# **Writeup | Self-Driving Car project - Deep Learning**
**x** min read

**Abstract — This notebook is the writeup of the Traffic Sign Recognition project.** We apply Deep Learning and Convolutional Networks (ConvNets) to the task of traffic sign classification as part of the SELF-DRIVING CAR nanodegree program.

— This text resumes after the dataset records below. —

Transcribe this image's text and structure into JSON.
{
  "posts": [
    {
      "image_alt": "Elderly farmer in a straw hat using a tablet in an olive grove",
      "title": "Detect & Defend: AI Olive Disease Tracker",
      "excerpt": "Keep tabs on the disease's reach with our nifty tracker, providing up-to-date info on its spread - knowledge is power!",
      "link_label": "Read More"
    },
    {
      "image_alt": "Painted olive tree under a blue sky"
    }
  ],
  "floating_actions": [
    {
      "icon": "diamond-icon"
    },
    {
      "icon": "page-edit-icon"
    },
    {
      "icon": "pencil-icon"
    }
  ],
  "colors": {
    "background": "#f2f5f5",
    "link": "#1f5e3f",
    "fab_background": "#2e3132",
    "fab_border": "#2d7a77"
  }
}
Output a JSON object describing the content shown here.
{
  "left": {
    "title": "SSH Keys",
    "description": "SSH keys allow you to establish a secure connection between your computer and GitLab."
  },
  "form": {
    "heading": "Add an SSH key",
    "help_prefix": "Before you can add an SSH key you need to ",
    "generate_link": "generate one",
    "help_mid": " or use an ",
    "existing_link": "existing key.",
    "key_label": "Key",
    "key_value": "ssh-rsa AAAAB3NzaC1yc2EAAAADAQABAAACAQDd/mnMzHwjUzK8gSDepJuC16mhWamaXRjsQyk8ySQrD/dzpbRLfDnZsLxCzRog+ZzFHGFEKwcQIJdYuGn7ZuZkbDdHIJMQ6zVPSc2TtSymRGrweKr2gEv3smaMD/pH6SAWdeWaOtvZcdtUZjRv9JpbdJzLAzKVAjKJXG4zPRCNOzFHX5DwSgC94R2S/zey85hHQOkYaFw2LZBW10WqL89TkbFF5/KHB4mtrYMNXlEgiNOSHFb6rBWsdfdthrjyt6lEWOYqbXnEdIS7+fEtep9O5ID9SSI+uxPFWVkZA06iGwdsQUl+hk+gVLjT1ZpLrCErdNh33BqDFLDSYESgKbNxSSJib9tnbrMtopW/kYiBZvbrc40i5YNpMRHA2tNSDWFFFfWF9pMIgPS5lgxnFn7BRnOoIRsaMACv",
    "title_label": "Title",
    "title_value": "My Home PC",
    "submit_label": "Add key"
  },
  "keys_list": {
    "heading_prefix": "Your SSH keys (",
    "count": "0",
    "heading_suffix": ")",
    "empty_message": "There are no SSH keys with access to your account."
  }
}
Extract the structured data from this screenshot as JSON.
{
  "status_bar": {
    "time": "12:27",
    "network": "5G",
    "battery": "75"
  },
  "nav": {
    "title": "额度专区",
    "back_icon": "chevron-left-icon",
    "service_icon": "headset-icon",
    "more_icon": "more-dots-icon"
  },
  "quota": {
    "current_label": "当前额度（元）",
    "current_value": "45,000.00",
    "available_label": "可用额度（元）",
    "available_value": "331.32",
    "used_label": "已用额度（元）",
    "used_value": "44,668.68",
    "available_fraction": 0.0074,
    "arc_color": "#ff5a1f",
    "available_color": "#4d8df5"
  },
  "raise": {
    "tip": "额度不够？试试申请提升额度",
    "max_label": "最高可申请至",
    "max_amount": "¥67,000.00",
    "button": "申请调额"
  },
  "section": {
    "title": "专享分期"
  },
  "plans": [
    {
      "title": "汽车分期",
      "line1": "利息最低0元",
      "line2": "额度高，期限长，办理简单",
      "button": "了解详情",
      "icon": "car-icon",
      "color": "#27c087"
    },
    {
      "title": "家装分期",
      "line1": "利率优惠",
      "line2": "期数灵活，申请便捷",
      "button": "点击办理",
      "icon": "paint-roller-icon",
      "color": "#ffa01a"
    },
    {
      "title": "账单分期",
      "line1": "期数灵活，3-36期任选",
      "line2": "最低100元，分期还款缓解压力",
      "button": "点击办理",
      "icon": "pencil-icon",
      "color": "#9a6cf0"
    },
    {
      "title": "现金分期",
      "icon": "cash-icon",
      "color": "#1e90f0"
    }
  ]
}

The project is broken down into three steps, which are:   
>- Step 1: Data Set Summary and Exploration
- Step 2: Design and Test a Model Architecture
- Step 3: Test a Model on New Images

The model yielded the accuracy of **9x.xx%** with a loss of **xx.xx**, above the human performance of 98.81%, using 32x32 pre-proceeded input images.

Beyond the initial requirements, I also implemented the Tensorboard features: embedding visualizer, summary{images, loss, accuracy, weights, biais}, a comparaison of different architectures, and compared the model result with Google Images search.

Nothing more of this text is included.